Doors are pretty complicated pieces of machinery, comprising of multiple different parts which work together for seamless functioning. One of the vital parts of a door is the ‘door jamb’, often misspelled as ‘door jam’.
Definition of a Door Jamb
Let’s start with a plain English definition of a door jamb: a door jamb is one of the posts which sit on either side of the door, forming the vertical portions of the door frame.
What’s the Difference Between a Door Jamb and Frame?
Simply put, the door jamb is a specific part of the frame. It’s there to take the weight of the door, as well as help keep the rest of the frame square and stable. Your hinges are affixed to the jamb on one side of the door, while the bolt passes through the jamb on the other side. The door frame is comprised of several parts, including the door jambs, sill and head.
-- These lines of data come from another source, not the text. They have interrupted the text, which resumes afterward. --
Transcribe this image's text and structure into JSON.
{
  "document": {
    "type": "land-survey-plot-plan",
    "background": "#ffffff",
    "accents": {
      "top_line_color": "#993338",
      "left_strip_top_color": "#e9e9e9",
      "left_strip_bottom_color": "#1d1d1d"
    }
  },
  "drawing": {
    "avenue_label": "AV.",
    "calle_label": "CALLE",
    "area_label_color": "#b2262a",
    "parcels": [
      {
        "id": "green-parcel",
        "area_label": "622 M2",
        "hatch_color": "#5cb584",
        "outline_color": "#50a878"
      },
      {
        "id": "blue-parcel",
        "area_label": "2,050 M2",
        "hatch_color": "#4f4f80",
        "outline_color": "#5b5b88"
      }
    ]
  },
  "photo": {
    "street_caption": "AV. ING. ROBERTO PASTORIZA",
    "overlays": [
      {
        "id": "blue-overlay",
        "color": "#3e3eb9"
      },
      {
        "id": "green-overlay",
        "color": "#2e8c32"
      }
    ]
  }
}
Door jambs aren’t just found on standard, single doors – they’re also part of sliding, folding, and double-doors, on which they serve much the same purpose.
The ‘plumbness’ of a jamb has a significant influence on the function of the door. If a door jamb is ‘plumb’ it means it’s perfectly vertical, the way that ‘level’ means something is perfectly horizontal. Just a few degrees outside of 90°, and you’ll find that your door rubs against the frame, or that the bolt doesn’t properly align. If the surrounding walls aren’t entirely plumb, you can correct this with the help of a few strategically-placed shims.
It’s also crucial that the jambs are of the same height, and not too tall or too narrow – if so, you might end up with excessive gaps (or no gaps at all).